(segue) Risposta a Stresemann
(10 febbraio 1926)
[Inizio scritto]
Del resto, il ministro Stresemann
non ha fatto, con il suo, che confermare tutti i punti essenziali del
mio discorso. Ha egli forse smentita la mia affermazione che l'Italia
ha seguito, nel dopoguerra, una politica temperata nei confronti
della Germania? No, perché non lo poteva. Ha egli smentito
l'esistenza d'una campagna germanica di stampa che per mesi e mesi ha
superato i limiti della più elementare decenza, nell'offendere
le istituzioni ed i sentimenti più cari degli italiani? No,
perché questa campagna di stampa è stata organizzata e
trovava ospitalità anche nei fogli governativi, come nella
Taegliche Rundschau, che ha fama non usurpata di essere ufficiosa del
Ministero degli Esteri germanico.
Ha forse l'on. Stresemann smentito
la esistenza di una campagna per indurre al boicottaggio commerciale
e turistico dell'Italia? No, perché questa campagna è
stata fatta e continua e si acutizza, come risulta da notizie che ho
ricevuto non più tardi di stamane. L'onorevole Stresemann ha
voluto attenuare l'importanza di questa campagna, facendola apparire
come il prodotto di piccoli gruppi di irresponsabili. L'on.

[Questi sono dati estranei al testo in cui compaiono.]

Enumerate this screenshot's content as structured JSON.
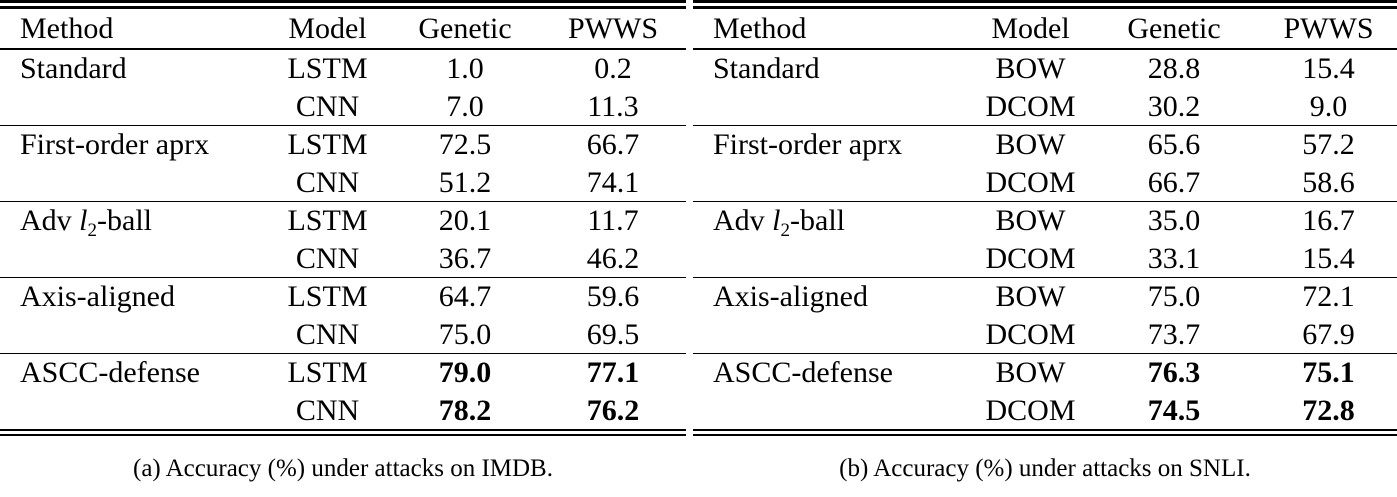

Stresemann ignora dunque che la propaganda per il boicottaggio
anti-italiano in Baviera è stata fatta nelle Università,
negli Uffici, nelle Poste, nei mercati pubblici, sui treni? L'on.
Stresemann ignora dunque che del Comitato di Sorveglianza per
l'esecuzione del boicottaggio anti-italiano, fanno parte un deputato
liberale, un ispettore scolastico, due professori universitari, un ex
ministro della giustizia? Il signor Stresemann dunque ignora che il
29 gennaio, alcuni deputati populisti hanno presentato al Landtag
prussiano la proposta di chiudere le scuole private italiane
esistenti in Prussia?
Non una parola l'on. Stresemann ha
dedicato a quella parte del mio discorso, nella quale riferivo gli
assurdi progetti ventilati dai capi del pangermanismo nel giugno
1918, quando, nella salda sicurezza della vittoria, riuniti in
assemblea nell'Alto Adige, a Vipiteno, chiedevano non il confine
tedesco a Salorno, ma ai Sette Comuni, a Desenzano, a Peschiera, alla
chiusa di Verona, con l'idea di snazionalizzarne il territorio.